Mike Ashley
The Newcastle United owner has denied all the claims. Reuters

Sports Direct founder Mike Ashley would "take a nap" under the table during meetings he found boring, a London court was told on Monday (3 July).

The claim comes from investment banker Jeffrey Blue, who has sued the tycoon alleging Ashley did not hold up his end of the bargain on an agreement between the pair.

The issue stems from a conversation between Ashley and Blue, which allegedly took place in the Horse & Groom, a London pub, in 2013. The latter maintains the former promised to pay him £15m ($19.5m) if Blue agreed to use his expertise to double Sports Direct stock price to £8 per share within three years.

At a High Court hearing in the capital, barrister Jeffrey Chapman QC, who heads Blue's legal team, told Mr Justice Leggatt that Ashley's business practices contravene "business orthodoxy".

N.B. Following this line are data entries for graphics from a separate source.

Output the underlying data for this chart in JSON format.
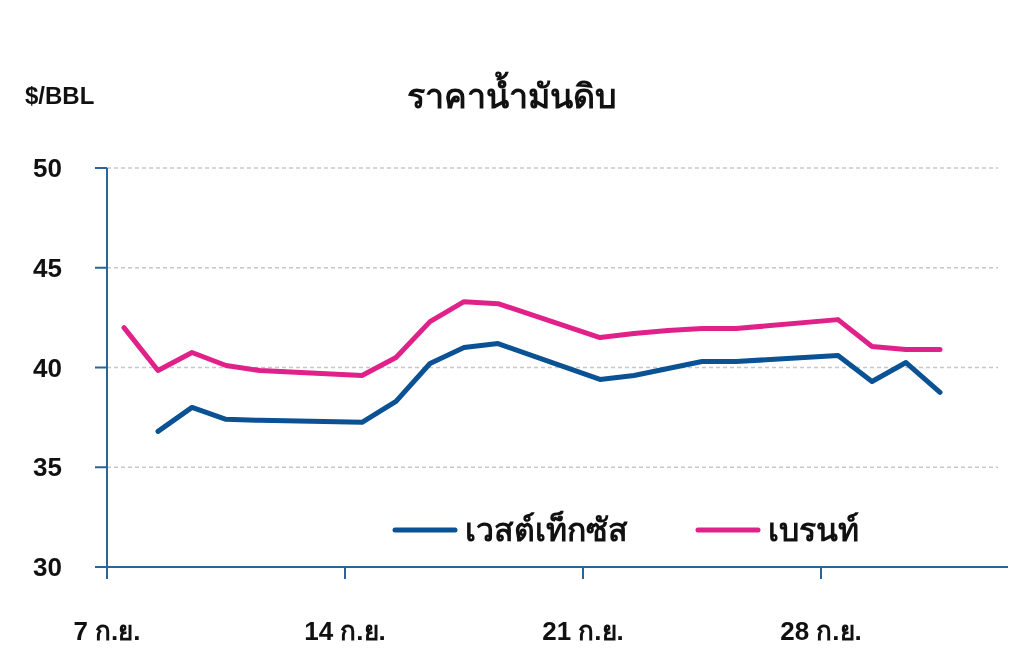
{
  "chart_data": {
    "type": "line",
    "title": "ราคาน้ำมันดิบ",
    "ylabel": "$/BBL",
    "xlim": [
      7,
      33.5
    ],
    "xticks": [
      {
        "value": 7,
        "label": "7 ก.ย."
      },
      {
        "value": 14,
        "label": "14 ก.ย."
      },
      {
        "value": 21,
        "label": "21 ก.ย."
      },
      {
        "value": 28,
        "label": "28 ก.ย."
      }
    ],
    "ylim": [
      30,
      50
    ],
    "yticks": [
      30,
      35,
      40,
      45,
      50
    ],
    "grid": "y",
    "legend": "bottom right",
    "series": [
      {
        "name": "เวสต์เท็กซัส",
        "color": "#0a5294",
        "x": [
          8.5,
          9.5,
          10.5,
          11.5,
          14.5,
          15.5,
          16.5,
          17.5,
          18.5,
          21.5,
          22.5,
          23.5,
          24.5,
          25.5,
          28.5,
          29.5,
          30.5,
          31.5
        ],
        "values": [
          36.8,
          38.0,
          37.4,
          37.35,
          37.25,
          38.3,
          40.2,
          41.0,
          41.2,
          39.4,
          39.6,
          39.95,
          40.3,
          40.3,
          40.6,
          39.3,
          40.25,
          38.75
        ]
      },
      {
        "name": "เบรนท์",
        "color": "#e0218a",
        "x": [
          7.5,
          8.5,
          9.5,
          10.5,
          11.5,
          14.5,
          15.5,
          16.5,
          17.5,
          18.5,
          21.5,
          22.5,
          23.5,
          24.5,
          25.5,
          28.5,
          29.5,
          30.5,
          31.5
        ],
        "values": [
          42.0,
          39.85,
          40.75,
          40.1,
          39.85,
          39.6,
          40.5,
          42.3,
          43.3,
          43.2,
          41.5,
          41.7,
          41.85,
          41.95,
          41.95,
          42.4,
          41.05,
          40.9,
          40.9
        ]
      }
    ]
  }
}
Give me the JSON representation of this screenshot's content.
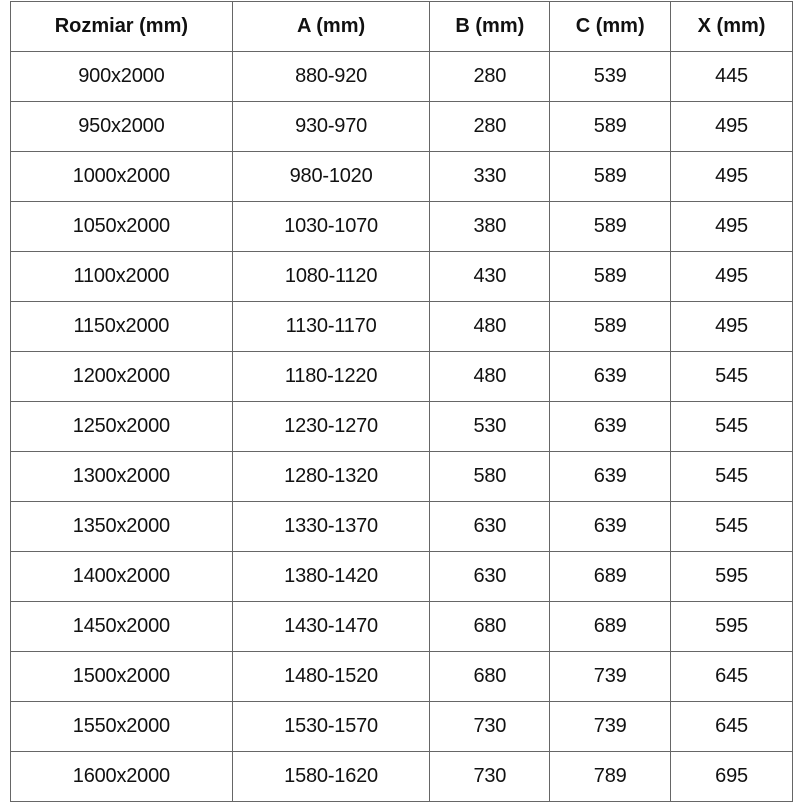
{
  "table": {
    "headers": [
      "Rozmiar (mm)",
      "A (mm)",
      "B (mm)",
      "C (mm)",
      "X (mm)"
    ],
    "rows": [
      [
        "900x2000",
        "880-920",
        "280",
        "539",
        "445"
      ],
      [
        "950x2000",
        "930-970",
        "280",
        "589",
        "495"
      ],
      [
        "1000x2000",
        "980-1020",
        "330",
        "589",
        "495"
      ],
      [
        "1050x2000",
        "1030-1070",
        "380",
        "589",
        "495"
      ],
      [
        "1100x2000",
        "1080-1120",
        "430",
        "589",
        "495"
      ],
      [
        "1150x2000",
        "1130-1170",
        "480",
        "589",
        "495"
      ],
      [
        "1200x2000",
        "1180-1220",
        "480",
        "639",
        "545"
      ],
      [
        "1250x2000",
        "1230-1270",
        "530",
        "639",
        "545"
      ],
      [
        "1300x2000",
        "1280-1320",
        "580",
        "639",
        "545"
      ],
      [
        "1350x2000",
        "1330-1370",
        "630",
        "639",
        "545"
      ],
      [
        "1400x2000",
        "1380-1420",
        "630",
        "689",
        "595"
      ],
      [
        "1450x2000",
        "1430-1470",
        "680",
        "689",
        "595"
      ],
      [
        "1500x2000",
        "1480-1520",
        "680",
        "739",
        "645"
      ],
      [
        "1550x2000",
        "1530-1570",
        "730",
        "739",
        "645"
      ],
      [
        "1600x2000",
        "1580-1620",
        "730",
        "789",
        "695"
      ]
    ]
  }
}
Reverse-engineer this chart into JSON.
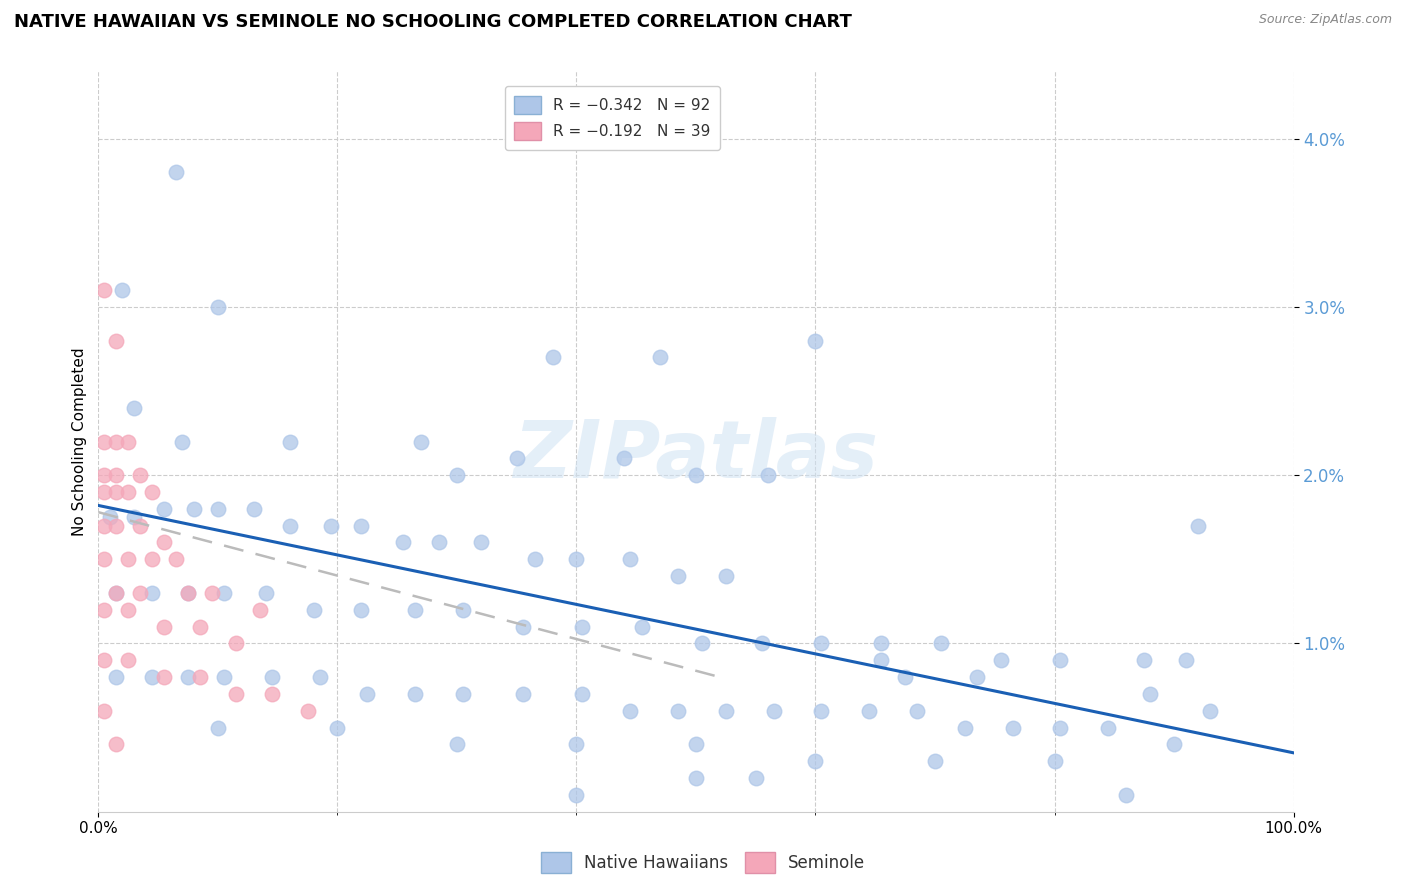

The controversial tycoon, whose fortune is worth in excess of £2 billion ($2.7bn), allegedly lay under tables to take a nap during work meetings he found boring and played "spoof", a drinking game, to decide who would pay for an investment bank's fees.

Ashley, aged 52, who remains Sports Direct's largest shareholder, refutes the claims, branding them "extremely vague".

"I will have made so much money it doesn't matter," Ashley is alleged to have said.

However, the Newcastle United owner reportedly paid only £1m to the investment banker.

"Mr Ashley's business practices fly in the face of business orthodoxy," Chapman told the judge in written opening remarks.

"Mr Blue refers to Mr Ashley lying underneath tables in meetings he found to be boring to 'take a nap', playing a game of spoof to resolve who ought to pay Merrill Lynch's legal fees (totalling £750,000) and lavishly entertaining Sports Direct's non-executive directors."

The court papers also claim Ashley "often conducts business, discussions and concludes business agreements orally and informally, including while consuming alcohol."

The claim states Sports Direct's directors held a senior management meeting once a week at The Lion Hotel in Worksop, a short drive away from the firm's headquarters in Shirebrook, Derbyshire.

According to the papers, the meeting normally kicked off "in the bar area at around 8pm, with Mr Ashley drinking alcohol at the bar while in discussion with the management."

Following a meal served at 10.30pm, the meeting would then last until between 1am and 3am.

"Ashley made decisions at those meetings having consumed alcohol and sometimes considerable amounts of alcohol," the papers claim.